# R5's eyepiece ridge works with weathercovers



## H. Jones (Aug 13, 2020)

Hey y'all. Have been messing with this and noticed it since the beginning.



At first I thought it was a flap to help make the eyepiece more flexible against your eye, but it's actually a rigid edge to the eyepiece. So then, my immediate thought was to test it with my weathercovers.

Turns out, the Think Tank Photo Hydrophobia weathercovers work great with this ridge, the rubber seal fits right into it and holds really well. So far it hasn't given me any problems in bad weather, and it works great overall. The ridge holds the rubber material far enough away on the bottom to prevent the rubber from going over the eyepiece sensor, so that hasn't been an issue. There's a little bit of flex on the bottom with this old beat-up 70-200 cover, but it was less bad on a newer one that had tighter rubber. With that flex, if you're in a downpour a slight bit of water may leak through, but then you can always use the plastic flap from the hydrophobia over the viewfinder and still see the EVF perfectly fine.
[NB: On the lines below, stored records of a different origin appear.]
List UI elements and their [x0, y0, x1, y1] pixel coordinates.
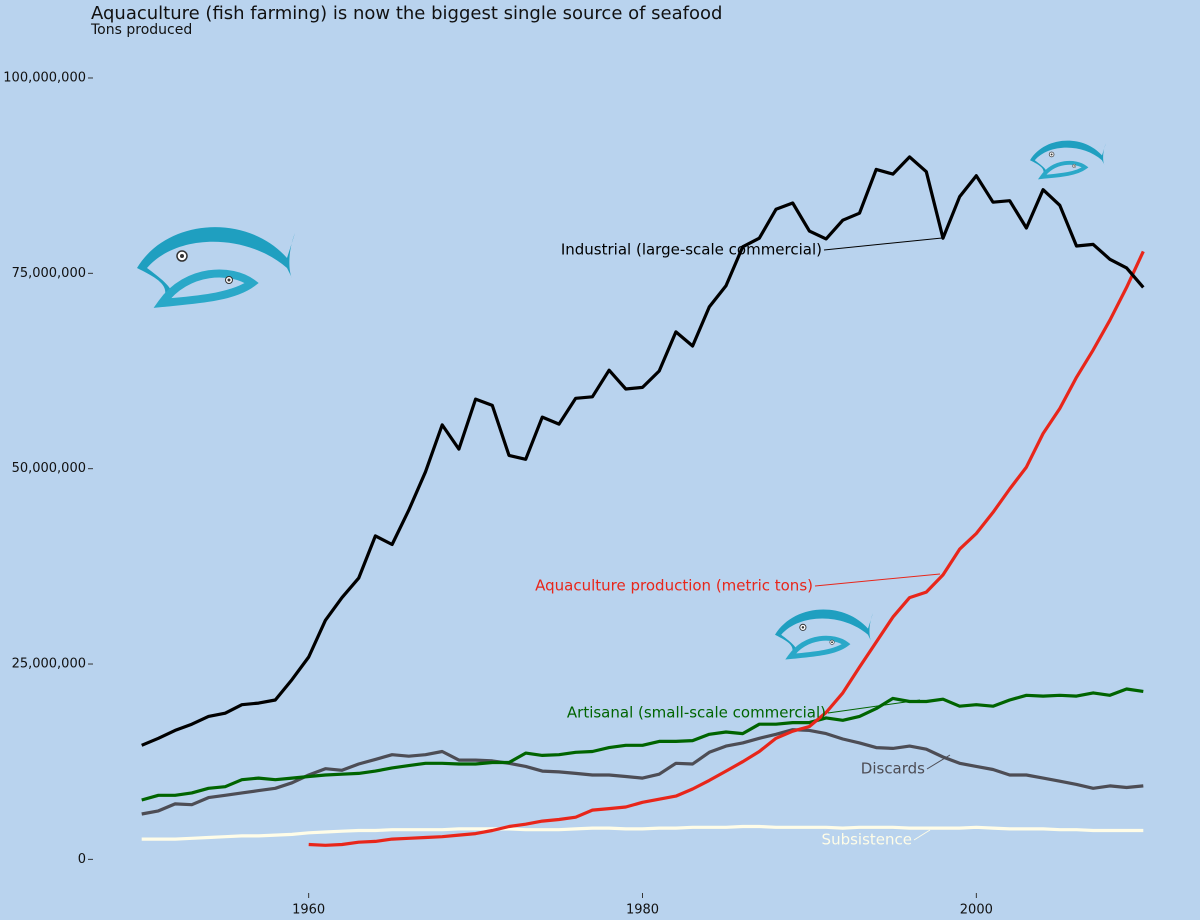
x-tick-label: 1960	[292, 903, 325, 918]
series-label: Subsistence	[822, 831, 912, 849]
series-label: Artisanal (small-scale commercial)	[567, 704, 826, 722]
label-leader	[926, 754, 951, 770]
label-leader	[823, 237, 943, 251]
series-line	[141, 687, 1144, 802]
label-leader	[827, 699, 921, 714]
x-tick-label: 1980	[626, 903, 659, 918]
chart-subtitle: Tons produced	[90, 22, 192, 38]
series-line	[141, 824, 1144, 841]
y-tick-label: 25,000,000	[12, 657, 86, 672]
y-tick-label: 75,000,000	[12, 266, 86, 281]
series-label: Aquaculture production (metric tons)	[535, 577, 813, 595]
y-tick-label: 50,000,000	[12, 461, 86, 476]
y-tick-label: 0	[78, 852, 86, 867]
series-line	[141, 155, 1145, 747]
y-tick-label: 100,000,000	[3, 70, 86, 85]
series-line	[308, 250, 1145, 847]
series-label: Discards	[861, 760, 925, 778]
label-leader	[913, 829, 931, 841]
series-label: Industrial (large-scale commercial)	[561, 241, 822, 259]
label-leader	[814, 573, 941, 587]
chart-title: Aquaculture (fish farming) is now the bi…	[91, 3, 722, 24]
fish-icon	[775, 609, 873, 658]
fish-icon	[1028, 138, 1108, 181]
x-tick-label: 2000	[960, 903, 993, 918]
fish-icon	[137, 227, 295, 306]
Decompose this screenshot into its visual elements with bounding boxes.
This was a big concern of mine when I found out the R5 eyepiece wasn't removable, so honestly now I feel a lot better about all that.


----------



## Jonathan Thill (Aug 25, 2020)

Nice I was thinking the ridge would be used to allow for eye cup extensions.

Thanks for posting this.


----------



## Stu_bert (Aug 26, 2020)

H. Jones said:


> Hey y'all. Have been messing with this and noticed it since the beginning.
> 
> View attachment 192111
> 
> ...


+1 thanks for sharing.


----------



## cornieleous (Aug 26, 2020)

Ramage said:


> Nice I was thinking the ridge would be used to allow for eye cup extensions.
> 
> Thanks for posting this.


I always get these. Can't wait to have something on the market. Hopefully grabs on better than the plastic on plastic of the past.


----------